Mnangagwa Assassination Suspects in court; they are from Bulawayo ?

July 1, 2018
| Report Focus News
EDS NOTE GRAPHIC CONTENT Injured people lay on the ground following an explosion at a Zanu pf rally in Bulawayo, Saturday, June, 23, 2018. An explosion rocked a stadium where Zimbabwe's president was addressing a campaign rally on Saturday, with state media calling it an assassination attempt but saying he was not hurt and was evacuated from the scene. Witnesses said several people were injured, including a vice president. (AP Photo)

The identity of two men arrested in connection with a grenade attack allegedly targeting President Emmerson Mnangagwa during a rally in Bulawayo on June 23 was revealed yesterday as details started to emerge on how the Zanu PF leader narrowly escaped death.

The men are identified as Douglas Musekiwa and John Zulu have been charged for the bombing at a Zanu PF rally that left two people dead and nearly 50 others including Vice President Kembo Mohadi injured.

They are both from Bulawayo a contrast from president Mnangagwa’s claims that his would be assassins were from outside the province.

This was revealed in police documents in which authorities were Saturday seeking legal authority for the two’s further detention.

According to the application made by one Chief Superintendent P R Moyo of Bulawayo Central Police Station, Musekiwa and Zulu are being charged with insurgency, banditry, sabotage or terrorism.

“Douglas Musekiwa arrested without a warrant and that from information available to me there are reasonable grounds of suspicion to the effect that he has committed the offence of c/s 23(c) (i) (ii) of the Criminal Law Codification and Reform Act Chapter 9:23. Insurgency, banditry, sabotage or terrorism and thus apply for a warrant for his further detention,” the police said.

A warrant for further detention is issued under Section 37 of the Criminal Procedure and Evidence Act.

Reports from Bulawayo claimed Musekiwa and Zulu were being held by the Military Intelligence Department in the country’s second largest city and are now due to appear in court on Monday after the warrant for further detention was granted by a magistrate Gladmore Mushove behind closed doors at the Western Commonage Courts.

Western Commonage is precisely a stone’s throw from the White City Stadium where the blast occurred.

President Emmerson Mnangagwa’s government was left reeling after a grenade explosion launched from a crowd he had just addressed exploded as he and his top lieutenants including Mohadi, Vice President Constantino Chiwenga, Water Minister Oppah Muchinguri were leaving the stadium.

The grenade missed Mnangagwa by seconds but Mohadi, Chiwenga’s wife Mary and Muchinguri as well as scores of aides and hangers on were not so lucky.

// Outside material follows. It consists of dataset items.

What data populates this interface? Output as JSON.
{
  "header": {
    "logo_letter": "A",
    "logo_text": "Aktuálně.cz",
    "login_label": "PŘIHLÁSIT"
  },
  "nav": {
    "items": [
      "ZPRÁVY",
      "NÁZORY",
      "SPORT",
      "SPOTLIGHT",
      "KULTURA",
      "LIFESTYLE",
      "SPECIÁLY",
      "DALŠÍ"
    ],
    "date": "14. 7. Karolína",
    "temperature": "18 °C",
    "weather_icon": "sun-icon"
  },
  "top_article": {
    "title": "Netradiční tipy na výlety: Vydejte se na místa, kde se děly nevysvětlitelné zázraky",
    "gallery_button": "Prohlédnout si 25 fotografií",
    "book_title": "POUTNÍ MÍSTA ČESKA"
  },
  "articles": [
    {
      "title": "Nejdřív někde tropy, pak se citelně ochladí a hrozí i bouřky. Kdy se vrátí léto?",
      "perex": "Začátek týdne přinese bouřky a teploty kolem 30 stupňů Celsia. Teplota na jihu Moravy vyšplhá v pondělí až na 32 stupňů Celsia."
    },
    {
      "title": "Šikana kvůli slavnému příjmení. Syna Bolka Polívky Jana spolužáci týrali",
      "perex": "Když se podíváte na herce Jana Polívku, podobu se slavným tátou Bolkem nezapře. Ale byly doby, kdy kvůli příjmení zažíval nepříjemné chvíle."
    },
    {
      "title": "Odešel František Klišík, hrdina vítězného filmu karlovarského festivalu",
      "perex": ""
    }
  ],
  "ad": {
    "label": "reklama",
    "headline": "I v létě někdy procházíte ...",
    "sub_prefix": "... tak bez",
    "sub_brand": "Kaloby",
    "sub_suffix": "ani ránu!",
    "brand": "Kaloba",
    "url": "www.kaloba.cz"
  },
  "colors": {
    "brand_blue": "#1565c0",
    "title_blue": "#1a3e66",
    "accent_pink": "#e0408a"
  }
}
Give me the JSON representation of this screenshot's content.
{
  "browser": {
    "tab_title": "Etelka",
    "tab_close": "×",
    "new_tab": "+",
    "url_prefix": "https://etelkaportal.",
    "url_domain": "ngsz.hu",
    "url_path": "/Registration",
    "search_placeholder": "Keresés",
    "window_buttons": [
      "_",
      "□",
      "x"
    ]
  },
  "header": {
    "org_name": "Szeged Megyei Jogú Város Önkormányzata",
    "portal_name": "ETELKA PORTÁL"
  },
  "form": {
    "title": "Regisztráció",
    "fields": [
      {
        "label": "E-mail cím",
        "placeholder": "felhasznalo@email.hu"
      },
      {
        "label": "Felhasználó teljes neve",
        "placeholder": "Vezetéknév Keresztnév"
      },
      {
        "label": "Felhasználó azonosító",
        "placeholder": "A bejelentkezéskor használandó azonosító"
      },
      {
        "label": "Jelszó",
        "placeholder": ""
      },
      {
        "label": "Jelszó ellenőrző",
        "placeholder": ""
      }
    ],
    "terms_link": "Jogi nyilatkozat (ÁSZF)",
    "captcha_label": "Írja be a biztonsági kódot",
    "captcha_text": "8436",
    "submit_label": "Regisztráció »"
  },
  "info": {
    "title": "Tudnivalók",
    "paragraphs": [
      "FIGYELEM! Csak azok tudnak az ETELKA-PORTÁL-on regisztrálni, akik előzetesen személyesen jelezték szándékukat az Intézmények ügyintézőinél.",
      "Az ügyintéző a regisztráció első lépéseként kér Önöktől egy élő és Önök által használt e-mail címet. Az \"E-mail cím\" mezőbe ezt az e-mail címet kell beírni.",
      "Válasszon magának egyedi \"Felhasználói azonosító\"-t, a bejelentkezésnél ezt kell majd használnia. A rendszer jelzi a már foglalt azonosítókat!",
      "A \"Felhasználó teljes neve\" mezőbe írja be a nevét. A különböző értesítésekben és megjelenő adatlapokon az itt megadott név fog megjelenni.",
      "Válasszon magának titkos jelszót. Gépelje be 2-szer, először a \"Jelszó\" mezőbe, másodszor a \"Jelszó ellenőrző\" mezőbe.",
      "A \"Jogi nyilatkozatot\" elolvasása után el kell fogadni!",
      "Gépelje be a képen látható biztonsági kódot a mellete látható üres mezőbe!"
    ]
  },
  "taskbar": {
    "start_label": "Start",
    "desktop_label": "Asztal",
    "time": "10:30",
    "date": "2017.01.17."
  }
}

There was a feeling that that although the police’s sniffer dogs were specially trained to detect explosives using their noses, which are very sensitive to scents, their usefulness became degraded as a dog becomes tired or bored.

“These dogs are trained by specially trained handlers to identify the scents of several common explosive materials and notify their handler when they detect one of these scents.

“The dogs indicate a ‘hit’ by taking an action they are trained to provide, generally a passive response,” another source said.

“From the analysis of events, it seem as if the dogs got tired and in such cases, they become less reliable, as the day goes on.”

Mnangagwa told the BBC that he suspected the suspect was linked to G40, a former Zanu PF faction which had coalesced around ex-first lady Grace Mugabe.

The G40 faction was known to be led by former president Robert Mugabe’s wife Grace. Among its top members were or are former ministers Jonathan Moyo, Saviour Kasukuwere and Patrick Zhuwao.

Mnangagwa came to power on the back of a military coup in November last year that forced Mugabe to dramatically resign under duress from the army then led by Chiwenga.